Pada akhirnya, lanjut dia, industri di daerah tersebut akan berupaya melakukan relokasi di daerah lain.

"Salah satunya ke Jawa Tengah yang masih rendah. Kalau pindahnya secara bertahap, mending pindahnya masih di Indonesia, nah kalau pindahnya ke negara lain itu kan jadi non produktif kenaikan UMR ini," kata dia. 

Jika kenaikan upah sudah terlalu tinggi, menurutnya semakin banyak investor yang tidak masuk ke Indonesia atau malah justru melakukan relokasi ke negara lain. Untuk itu, dia mengusulkan kenaikan di setiap daerah tidak dipukul rata. 

"Itu usulan kami memang. Kalau daerah yang UMR-nya udah tinggi terus kenaikannya selalu sama dengan semua daerah kan gap-nya makin lama makin tinggi. Sedangkan sisi produktivitasnya mungkin enggak kekejar," ucap dia. 

Ada aspek lain yang menurutnya harus dipertimbangkan Pemerintah, misalnya jenis industri yang berkembang di daerah tertentu, hingga segi penyerapan tenaga kerjanya. 
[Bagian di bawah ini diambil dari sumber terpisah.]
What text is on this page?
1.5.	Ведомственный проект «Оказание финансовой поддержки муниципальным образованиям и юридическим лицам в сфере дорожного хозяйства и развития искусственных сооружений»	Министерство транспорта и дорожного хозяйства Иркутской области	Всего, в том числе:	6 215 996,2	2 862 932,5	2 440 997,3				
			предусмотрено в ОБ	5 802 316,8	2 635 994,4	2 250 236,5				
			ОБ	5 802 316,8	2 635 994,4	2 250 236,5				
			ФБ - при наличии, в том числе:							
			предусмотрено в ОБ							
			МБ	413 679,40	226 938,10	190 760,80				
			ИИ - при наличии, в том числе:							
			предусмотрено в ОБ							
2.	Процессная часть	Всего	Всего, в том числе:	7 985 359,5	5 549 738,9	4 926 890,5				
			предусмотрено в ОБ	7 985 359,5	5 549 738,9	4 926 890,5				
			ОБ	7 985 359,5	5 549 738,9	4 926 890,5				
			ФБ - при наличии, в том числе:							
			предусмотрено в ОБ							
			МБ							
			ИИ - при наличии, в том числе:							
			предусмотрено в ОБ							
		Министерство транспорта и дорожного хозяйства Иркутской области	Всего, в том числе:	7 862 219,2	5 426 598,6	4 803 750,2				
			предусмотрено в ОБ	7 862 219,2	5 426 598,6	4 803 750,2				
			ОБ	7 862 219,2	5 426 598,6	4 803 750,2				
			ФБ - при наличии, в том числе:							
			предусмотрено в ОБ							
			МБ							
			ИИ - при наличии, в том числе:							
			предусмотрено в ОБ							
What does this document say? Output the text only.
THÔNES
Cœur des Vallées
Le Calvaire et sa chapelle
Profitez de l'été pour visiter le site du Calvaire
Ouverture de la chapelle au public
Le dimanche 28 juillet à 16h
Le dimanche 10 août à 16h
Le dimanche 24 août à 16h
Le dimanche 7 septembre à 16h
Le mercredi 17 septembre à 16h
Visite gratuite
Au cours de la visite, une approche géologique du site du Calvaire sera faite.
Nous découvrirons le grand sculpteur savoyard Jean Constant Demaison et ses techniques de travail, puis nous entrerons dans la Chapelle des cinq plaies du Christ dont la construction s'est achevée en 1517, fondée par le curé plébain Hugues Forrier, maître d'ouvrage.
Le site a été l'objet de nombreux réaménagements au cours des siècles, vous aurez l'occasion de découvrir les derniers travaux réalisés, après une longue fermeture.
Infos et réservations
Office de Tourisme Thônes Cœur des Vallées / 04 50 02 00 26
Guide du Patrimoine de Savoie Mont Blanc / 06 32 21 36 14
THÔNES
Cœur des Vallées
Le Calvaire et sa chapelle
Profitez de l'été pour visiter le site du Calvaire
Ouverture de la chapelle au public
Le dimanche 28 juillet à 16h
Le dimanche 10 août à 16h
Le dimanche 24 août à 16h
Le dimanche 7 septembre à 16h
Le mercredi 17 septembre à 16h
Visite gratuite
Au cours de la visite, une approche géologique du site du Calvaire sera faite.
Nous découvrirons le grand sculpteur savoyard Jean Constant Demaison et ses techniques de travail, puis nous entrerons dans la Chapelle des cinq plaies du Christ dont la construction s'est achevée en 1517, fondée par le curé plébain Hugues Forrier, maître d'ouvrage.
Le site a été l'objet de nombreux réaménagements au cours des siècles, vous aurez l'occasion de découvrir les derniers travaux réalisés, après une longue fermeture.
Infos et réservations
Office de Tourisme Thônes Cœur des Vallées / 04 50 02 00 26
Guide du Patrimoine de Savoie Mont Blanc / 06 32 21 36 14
"Karena yang satu daerah udah 4 juta terus satu lagi masih 1,7 juta, naiknya sama kan akan terus ada gap. Akibatnya ya pasti pindah ke yang lebih rendah. Yang kita khawatirkan pindahnya enggak ke sesama provinsi tapi ke negara lain," kata dia.

Dia pun mengaku sudah berbicara dengan Pemerintah terkait hal ini agar segera melakukan kajian yang terbaik untuk pelaku usaha di Indonesia.

"Kita sampaikan juga ke para pemerintah daerah melalui Kadin-Kadin provinsi bahwa kenaikan ini jangan dilihat dari segi presentase saja tapi juga dampaknya kenaikan ini pada industrinya apa," tuturnya.